The January 3 shaker triggered “coseismic boulder avalanches on the interior walls of nearby impact craters,” and caused the formation of lobate scarps on the Laue crater, an impact site inside the massive Lorentz basin, a 193-mile-wide impact crater on the far side of the moon.
“Our study indicates that the lobate scarps in Laue crater are seismically active and their seismic activity could be further studied during future landing missions,” the scientists wrote. Lobate scarps are “long, curvilinear structures … interpreted to be tectonic in nature, the result of a thrust fault developed in rocks that are otherwise structurally sound,” according to the Lunar Reconnaissance Orbiter Camera website.

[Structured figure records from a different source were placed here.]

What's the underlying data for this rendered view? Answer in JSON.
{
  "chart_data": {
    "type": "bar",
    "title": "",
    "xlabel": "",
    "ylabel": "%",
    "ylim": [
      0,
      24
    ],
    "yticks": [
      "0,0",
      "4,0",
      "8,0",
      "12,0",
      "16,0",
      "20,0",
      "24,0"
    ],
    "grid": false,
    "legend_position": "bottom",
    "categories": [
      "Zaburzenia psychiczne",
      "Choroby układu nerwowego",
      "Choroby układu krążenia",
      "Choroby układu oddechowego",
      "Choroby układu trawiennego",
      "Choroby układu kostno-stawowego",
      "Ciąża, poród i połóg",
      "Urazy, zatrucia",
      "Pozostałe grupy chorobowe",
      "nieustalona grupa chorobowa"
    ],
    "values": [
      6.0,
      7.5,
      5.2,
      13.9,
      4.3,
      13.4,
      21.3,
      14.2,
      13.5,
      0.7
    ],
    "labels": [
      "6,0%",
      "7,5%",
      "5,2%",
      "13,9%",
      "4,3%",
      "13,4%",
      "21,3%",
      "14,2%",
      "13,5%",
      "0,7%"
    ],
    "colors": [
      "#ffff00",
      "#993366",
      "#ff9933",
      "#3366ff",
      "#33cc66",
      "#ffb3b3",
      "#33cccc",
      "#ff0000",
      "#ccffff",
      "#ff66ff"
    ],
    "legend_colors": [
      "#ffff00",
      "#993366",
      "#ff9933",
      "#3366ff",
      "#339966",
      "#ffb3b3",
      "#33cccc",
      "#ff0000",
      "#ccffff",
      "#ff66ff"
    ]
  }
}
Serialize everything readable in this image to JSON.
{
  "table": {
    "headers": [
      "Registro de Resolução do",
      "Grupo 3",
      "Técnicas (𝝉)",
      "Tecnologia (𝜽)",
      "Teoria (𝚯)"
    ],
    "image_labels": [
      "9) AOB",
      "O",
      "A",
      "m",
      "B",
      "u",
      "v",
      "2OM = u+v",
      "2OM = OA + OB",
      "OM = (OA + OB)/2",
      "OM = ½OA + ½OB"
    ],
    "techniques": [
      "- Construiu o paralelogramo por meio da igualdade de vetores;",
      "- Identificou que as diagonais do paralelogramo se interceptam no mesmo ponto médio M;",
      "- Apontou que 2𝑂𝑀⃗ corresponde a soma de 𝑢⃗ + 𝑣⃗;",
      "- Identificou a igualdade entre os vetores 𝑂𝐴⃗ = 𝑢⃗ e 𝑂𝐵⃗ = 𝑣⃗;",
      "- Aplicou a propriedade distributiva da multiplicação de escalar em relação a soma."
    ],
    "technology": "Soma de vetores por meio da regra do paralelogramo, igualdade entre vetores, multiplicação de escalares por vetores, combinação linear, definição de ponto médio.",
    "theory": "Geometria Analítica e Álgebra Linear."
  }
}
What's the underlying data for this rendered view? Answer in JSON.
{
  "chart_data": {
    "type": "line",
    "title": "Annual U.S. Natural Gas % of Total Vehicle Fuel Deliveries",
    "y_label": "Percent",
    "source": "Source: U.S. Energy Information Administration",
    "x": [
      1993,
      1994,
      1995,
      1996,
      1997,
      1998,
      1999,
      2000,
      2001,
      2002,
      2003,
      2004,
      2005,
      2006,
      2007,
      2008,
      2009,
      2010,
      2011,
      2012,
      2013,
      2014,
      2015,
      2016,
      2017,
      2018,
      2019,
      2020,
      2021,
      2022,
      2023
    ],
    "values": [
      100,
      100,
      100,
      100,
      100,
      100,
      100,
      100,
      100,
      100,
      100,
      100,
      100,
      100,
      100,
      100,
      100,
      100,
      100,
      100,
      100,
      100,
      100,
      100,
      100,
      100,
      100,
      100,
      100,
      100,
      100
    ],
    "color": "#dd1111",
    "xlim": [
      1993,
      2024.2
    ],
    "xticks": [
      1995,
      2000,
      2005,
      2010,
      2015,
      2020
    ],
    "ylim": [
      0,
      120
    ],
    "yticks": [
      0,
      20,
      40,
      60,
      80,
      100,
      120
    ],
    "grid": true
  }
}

#SpaceExploration Research has found that a strong moonquake in 1975 probably sent boulders tumbling down moon crater walls —Came from a set of small cliffs on the edge of the Lorentz crater basin, just over the northwest limb of the Moon's visible side: https://t.co/vS7YnP0d59 pic.twitter.com/gThv12MA0B
— Karla Segura Ch. (@CRKARLA) August 7, 2019
In other words, the scientists found that the moon’s surface shakes, too, and powerfully enough to affect the lunar landscape.
"Everyone is curious to know the answer for this question: Is the moon currently geologically active? Yes, it is," P. Senthil Kumar, principal scientist at CSIR-National Geophysical Research Institute in Hyderabad, India, and lead author of the study, told Phys.org. "Our finding of three generations of boulder avalanches provided important clues to their episodic origins. It is important to know if moonquakes occur periodically.”
The scientists found further evidence of at least two other quakes at the same site: one roughly 1.6 million years ago, and another only noted to be older than that.
Another study published earlier this year found that as the moon continues to lose heat leftover from its formation 4.6 billion years ago, it is shrinking, forcing its crust to wrinkle like a “raisin.”
"Unlike the flexible skin on a grape, however, the moon's crust is brittle, causing it to break as the interior shrinks,” Thomas Watters, lead author of the paper and senior scientist in the Center for Earth and Planetary Studies at the Smithsonian Institution in Washington, said in a May press release about the discovery. “This breakage results in thrust faults, where one section of crust is pushed up over an adjacent section. These faults resemble small stair-shaped cliffs, or scarps, when seen from the lunar surface; each is roughly tens of yards high and a few miles long."
But the Earth and moon aren’t the only bodies in the solar system that experience quakes, either. The US space agency NASA has been tracking marsquakes on the red planet with its InSight lander, aiming to discern the nature of Mars’ interior.